A Wednesday (Neeraj Pandey, 2008)
For most of its surprisingly brief run-time (about 100 minutes), A Wednesday plays like something of a slimmed down version of other modern Bollywood crime thrillers like Khakee. Either that, or a Mumbai version of American thrillers like Falling Down. But by the time you reach the end, you can’t help but recognize that more is going on here. Pandey’s direction is slick and often pulse-pounding, but it also occasionally lapses into exaggeration. The music can be over-cranked at times, and some of Jimmy Shergill’s early fight scenes suffer from old-fashioned Bollywood camp. But when Naseeruddin Shah, as “The Common Man,” launches into his major oration at the climax, A Wednesday moves ever so briefly from merely being a good ride to becoming transcendent. It is a great performance and the movie itself presents a powerful issue for debate.
Il Giovedi (The Thursday) (Dino Lisi, 1964)
No offense, Thursday, but you suck. Sure, there have been an assortment of Thursday movies, but when The Great Scout and Cathouse Thursday makes your short list, you know you are panning in some shallow waters. Fortunately, Dino Risi came along with this less-ballyhooed follow-up to his groundbreaking Il Sorpasso and thus made this blog possible. At times a warm father-son comedy, and at other times a painful look at familial failure, The Thursday very nicely encompasses Risi’s view of comedy in general. “Comedy is just a mode to translate tragedy into spectacle without boring the public.” There’s a great deal of wisdom in that.
His Girl Friday (Howard Hawks, 1940)
Unlike Thursday, Friday offers a plethora of goodies. From The Long Good Friday to Friday Night Lights, and yes, even the original Friday the Thirteenth, there were options. But I never really thought too hard about this one. Hawks’ remake of the very respectable The Front Page, is about as good as classic Hollywood ever gets. With its zippy screenplay (Charles Lederer adapting Ben Hecht and Charles MacArthur – with help from Hecht), its wealth of outstanding character actors, and Cary Grant at his absolute best, this is among the fastest and funniest movies from the exuberant age of screwball comedy.

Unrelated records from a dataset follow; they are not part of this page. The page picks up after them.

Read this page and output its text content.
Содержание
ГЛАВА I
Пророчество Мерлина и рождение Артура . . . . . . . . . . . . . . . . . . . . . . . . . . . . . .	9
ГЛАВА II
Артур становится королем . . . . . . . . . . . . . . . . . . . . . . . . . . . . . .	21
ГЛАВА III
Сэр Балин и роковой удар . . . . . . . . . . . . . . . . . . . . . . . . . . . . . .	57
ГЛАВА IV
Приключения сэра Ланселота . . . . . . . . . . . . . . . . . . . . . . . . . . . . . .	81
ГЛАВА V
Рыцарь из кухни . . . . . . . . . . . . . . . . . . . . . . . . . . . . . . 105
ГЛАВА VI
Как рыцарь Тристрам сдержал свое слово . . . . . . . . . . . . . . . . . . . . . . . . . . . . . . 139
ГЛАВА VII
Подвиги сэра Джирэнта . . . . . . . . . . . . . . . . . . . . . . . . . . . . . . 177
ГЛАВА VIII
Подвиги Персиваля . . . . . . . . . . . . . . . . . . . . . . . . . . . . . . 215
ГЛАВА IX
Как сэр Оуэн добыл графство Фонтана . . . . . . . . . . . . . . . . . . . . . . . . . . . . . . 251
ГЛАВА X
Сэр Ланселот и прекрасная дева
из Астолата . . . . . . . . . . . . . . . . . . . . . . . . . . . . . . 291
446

Saturday Night Fever (John Badham, 1977)
Sure it had iconic fashion (from Patrizia von Brandenstein) and iconic music (from the Bee Gees). It made Travolta a star, and it inspired at least one devastating tribute (Pablo Larrain’s 2008 movie Tony Manero). But it would remain a quaint museum piece if it only spoke about working class Italian life in the ‘70s. Its supporting characters had depth and in Tony’s efforts to escape his humdrum existence selling paint by bursting forth on the dance floor, Badham and screenwriter Norman Wexler created a timeless portrait of wish fulfillment; a concept that has always been central to the very nature of moviemaking. This is life-affirming at its most downbeat, and remains one of the most indelible creations of American cinema in the 1970s.
Which brings us back to Sunday. Now, I could have let the Karel Reisz picture that kicked off this list stand for both days of the weekend, but I don’t play that way. In fact, in the spirit of John and Paul and the whole “Eight Days a Week” thing, I leave you with one final title.
Weekend (Jean-luc Godard, 1967)
The End of Cinema. See it at your own risk. But if you care about movies, do see it.